There are several possible explanations. One is that the summer rainy season in the tropics leads to less sunlight as well as changes in behavior: more time spent indoors and even less exposure to sunlight. In fact, today, in tropical areas where air conditioning is more widespread, it doesn’t have to be rainy to bring people indoors, just hot. Unfortunately, air conditioning dries the air and creates a more hospitable environment for viruses. Moreover, low latitudes are populated by a larger share of dark-skinned peoples, who generally are more deficient in vitamin D. That might magnify the virulence associated with the flight indoors brought on by hot and or rainy weather.   

Mutations and Seasonal Patterns

What makes the seasonal patterns noted above so reliable in the face of successful immune responses by recovered individuals? And shouldn’t herd immunity end these seasonal repetitions? The problem is the flu is highly prone to viral mutation, having segments of genes that are highly interchangeable (prompting so-called “antigenic drift“). That’s why flu vaccines are usually different each year: they are customized to prompt an immune response to the latest strains of the virus. Still, the power of these new viral strains are sufficient to propagate the kinds of annual flu cycles documented by Hope-Simpson.

With C19, we know there have been up to 100 mutations, mostly quite minor. Two major strains have been dominant. The first was more common in Southeast Asia near the beginning of the pandemic. It was less virulent and deadly than the strain that hit much of Europe and the U.S. Of course, in July the media misrepresented this strain as “new”, when in fact it had become the most dominant strain back in March and April.

What Lies Ahead

By now, it’s possible that the herd immunity threshold has been surpassed in many areas, which means that a surge this coming fall or winter would be limited to a smaller subset of still-susceptible individuals. The key question is whether C19 will be prone to mutations that pose new danger. If so, it’s possible that the fall and winter will bring an upsurge in cases in northern latitudes both among those still susceptible to existing strains, and to the larger population without immune defenses against new strains.

Fortunately, less dangerous variants are more more likely to be in the interest of the virus’ survival. And thus far, despite the number of minor mutations, it appears that C19 is relatively stable as viruses go. This article quotes Dr. Heidi J. Zapata, an infectious disease specialist and immunologist at Yale, who says that C19:

… has shown to be a bit slow when it comes to accumulating mutations … Coronaviruses are interesting in that they carry a protein that ‘proofreads’ [their] genetic code, thus making mutations less likely compared to viruses that do not carry these proofreading proteins.”

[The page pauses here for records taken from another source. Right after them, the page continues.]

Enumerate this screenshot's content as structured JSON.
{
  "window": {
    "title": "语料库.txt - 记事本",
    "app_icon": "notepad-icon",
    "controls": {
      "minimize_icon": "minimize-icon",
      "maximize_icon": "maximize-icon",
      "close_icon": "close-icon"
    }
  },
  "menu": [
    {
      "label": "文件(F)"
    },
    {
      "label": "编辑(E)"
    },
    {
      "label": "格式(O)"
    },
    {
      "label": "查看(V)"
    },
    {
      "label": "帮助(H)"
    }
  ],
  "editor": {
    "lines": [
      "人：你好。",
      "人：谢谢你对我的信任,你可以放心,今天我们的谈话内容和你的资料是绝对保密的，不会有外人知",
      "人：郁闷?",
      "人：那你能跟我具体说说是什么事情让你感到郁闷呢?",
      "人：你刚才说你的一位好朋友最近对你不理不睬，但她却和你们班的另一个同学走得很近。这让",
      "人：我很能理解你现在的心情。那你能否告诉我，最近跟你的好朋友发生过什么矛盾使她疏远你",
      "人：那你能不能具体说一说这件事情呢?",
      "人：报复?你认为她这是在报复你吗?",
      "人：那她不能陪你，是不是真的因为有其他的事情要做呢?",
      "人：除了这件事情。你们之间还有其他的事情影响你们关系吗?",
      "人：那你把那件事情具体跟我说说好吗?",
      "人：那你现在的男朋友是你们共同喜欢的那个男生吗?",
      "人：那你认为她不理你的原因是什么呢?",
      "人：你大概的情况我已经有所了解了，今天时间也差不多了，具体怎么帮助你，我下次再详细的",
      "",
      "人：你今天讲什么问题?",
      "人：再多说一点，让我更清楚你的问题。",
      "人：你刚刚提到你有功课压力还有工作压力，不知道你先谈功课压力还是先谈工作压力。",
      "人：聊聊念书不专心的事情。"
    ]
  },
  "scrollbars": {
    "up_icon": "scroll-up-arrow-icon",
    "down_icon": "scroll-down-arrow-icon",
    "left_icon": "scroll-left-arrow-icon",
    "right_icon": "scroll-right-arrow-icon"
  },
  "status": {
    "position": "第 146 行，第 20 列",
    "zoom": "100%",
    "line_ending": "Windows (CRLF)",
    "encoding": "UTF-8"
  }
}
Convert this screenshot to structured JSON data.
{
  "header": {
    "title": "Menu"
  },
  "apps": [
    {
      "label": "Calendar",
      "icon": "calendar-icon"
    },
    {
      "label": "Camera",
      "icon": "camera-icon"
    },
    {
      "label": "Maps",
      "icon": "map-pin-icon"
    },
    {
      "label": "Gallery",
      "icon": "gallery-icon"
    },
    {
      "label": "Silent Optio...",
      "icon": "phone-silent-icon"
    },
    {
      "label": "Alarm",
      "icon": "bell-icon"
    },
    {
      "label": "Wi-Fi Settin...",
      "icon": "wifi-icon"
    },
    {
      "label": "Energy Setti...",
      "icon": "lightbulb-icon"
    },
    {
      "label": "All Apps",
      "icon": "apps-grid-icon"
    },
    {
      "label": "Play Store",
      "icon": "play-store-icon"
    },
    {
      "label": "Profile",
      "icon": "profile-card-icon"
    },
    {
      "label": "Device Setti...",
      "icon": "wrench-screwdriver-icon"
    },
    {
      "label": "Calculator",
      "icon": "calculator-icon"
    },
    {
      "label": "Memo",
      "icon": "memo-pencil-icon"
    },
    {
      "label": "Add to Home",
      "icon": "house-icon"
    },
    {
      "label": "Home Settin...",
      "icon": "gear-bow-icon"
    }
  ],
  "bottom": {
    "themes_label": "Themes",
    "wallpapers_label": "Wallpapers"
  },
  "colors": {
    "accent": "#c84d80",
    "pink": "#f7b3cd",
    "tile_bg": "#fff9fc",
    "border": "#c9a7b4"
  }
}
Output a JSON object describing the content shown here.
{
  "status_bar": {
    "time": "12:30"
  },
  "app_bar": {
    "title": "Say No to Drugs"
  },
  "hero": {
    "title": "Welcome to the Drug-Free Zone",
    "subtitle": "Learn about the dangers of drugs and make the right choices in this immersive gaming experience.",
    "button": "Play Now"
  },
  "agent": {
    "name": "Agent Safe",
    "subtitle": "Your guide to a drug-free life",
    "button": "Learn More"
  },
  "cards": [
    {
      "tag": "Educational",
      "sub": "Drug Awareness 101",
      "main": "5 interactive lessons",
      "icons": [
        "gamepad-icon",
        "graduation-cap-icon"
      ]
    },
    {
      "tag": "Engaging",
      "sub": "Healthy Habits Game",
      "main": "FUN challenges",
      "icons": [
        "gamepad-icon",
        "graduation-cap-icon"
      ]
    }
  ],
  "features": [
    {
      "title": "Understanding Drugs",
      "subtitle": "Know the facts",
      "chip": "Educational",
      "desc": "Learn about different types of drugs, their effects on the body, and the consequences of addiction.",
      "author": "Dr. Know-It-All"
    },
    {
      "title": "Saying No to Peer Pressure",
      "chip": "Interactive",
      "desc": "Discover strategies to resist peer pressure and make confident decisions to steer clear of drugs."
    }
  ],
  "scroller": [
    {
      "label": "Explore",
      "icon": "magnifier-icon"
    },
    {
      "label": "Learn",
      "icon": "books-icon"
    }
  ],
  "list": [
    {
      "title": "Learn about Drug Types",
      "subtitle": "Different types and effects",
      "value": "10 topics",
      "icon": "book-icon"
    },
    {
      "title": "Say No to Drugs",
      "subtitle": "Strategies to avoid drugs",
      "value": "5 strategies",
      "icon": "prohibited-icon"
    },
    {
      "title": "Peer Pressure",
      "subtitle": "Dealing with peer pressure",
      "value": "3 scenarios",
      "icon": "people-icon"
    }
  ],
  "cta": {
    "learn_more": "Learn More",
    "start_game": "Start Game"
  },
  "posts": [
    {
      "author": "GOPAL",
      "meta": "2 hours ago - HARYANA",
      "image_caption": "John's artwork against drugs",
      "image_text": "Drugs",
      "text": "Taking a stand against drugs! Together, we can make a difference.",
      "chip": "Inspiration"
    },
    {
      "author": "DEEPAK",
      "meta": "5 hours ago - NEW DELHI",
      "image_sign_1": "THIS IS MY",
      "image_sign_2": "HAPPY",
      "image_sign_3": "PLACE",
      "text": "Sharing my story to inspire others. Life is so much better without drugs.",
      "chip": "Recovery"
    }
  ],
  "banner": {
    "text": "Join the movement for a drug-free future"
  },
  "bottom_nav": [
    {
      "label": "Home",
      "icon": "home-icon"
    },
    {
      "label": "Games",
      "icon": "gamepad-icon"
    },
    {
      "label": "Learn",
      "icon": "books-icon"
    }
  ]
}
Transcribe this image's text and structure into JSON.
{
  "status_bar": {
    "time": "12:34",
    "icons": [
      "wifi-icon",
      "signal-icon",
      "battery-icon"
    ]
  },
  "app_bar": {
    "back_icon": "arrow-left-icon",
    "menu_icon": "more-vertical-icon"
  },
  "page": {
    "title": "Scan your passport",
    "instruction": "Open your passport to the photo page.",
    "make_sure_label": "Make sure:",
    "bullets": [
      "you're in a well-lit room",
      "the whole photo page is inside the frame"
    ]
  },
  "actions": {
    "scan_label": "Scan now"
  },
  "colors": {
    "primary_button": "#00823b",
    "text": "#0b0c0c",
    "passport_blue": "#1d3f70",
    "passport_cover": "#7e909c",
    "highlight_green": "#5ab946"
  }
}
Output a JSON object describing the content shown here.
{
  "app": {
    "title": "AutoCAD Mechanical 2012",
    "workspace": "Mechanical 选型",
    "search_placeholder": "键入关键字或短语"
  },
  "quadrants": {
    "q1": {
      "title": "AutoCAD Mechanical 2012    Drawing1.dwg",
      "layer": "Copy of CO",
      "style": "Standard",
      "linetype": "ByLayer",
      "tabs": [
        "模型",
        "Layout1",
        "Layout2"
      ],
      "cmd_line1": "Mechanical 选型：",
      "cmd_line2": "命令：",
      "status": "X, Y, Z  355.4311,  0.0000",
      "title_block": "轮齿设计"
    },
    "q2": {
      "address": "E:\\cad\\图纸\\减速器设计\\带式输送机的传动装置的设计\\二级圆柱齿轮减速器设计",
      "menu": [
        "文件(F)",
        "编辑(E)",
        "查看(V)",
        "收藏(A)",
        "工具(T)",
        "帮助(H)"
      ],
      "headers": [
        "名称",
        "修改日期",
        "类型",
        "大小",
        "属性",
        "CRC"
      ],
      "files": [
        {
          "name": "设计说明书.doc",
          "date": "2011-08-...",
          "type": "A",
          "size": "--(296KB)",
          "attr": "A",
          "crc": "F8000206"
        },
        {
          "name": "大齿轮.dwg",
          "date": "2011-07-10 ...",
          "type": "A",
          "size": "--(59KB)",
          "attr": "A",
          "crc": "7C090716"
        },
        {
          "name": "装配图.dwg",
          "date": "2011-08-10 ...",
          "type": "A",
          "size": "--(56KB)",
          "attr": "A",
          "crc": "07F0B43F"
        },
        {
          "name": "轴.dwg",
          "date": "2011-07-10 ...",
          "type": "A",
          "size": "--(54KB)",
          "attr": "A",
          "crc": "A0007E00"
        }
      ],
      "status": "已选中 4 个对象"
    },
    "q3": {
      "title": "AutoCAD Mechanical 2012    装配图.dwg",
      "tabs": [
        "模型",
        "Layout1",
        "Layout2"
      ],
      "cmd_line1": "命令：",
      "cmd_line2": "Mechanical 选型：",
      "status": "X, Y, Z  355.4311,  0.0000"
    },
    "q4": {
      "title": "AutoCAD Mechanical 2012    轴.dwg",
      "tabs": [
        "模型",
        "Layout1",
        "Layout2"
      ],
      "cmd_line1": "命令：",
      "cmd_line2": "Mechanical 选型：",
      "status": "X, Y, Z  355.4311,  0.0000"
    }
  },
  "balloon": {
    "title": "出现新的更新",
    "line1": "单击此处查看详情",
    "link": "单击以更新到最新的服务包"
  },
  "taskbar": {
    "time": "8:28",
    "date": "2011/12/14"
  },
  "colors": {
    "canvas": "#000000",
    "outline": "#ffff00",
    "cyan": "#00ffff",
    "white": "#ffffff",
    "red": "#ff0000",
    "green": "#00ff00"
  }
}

The flu, however, does not have such a proofreading enzyme, so there is little to check its prodigious tendency to mutate. Ironically, C19’s greater reliability in producing faithful copies of itself should help ensure more durable immunity among those already having acquired defenses against C19.

This means that C19 might not have a strong seasonal resurgence in the fall and winter. Exceptions could include: 1) the remaining susceptible population, should they be exposed to a sufficient viral load; 2) regions that have not yet reached the herd immunity threshold; and 3) the advent of a dangerous new mutation, though existing T-cell immunity may effectively cross-react to defend against such a mutation in many individuals.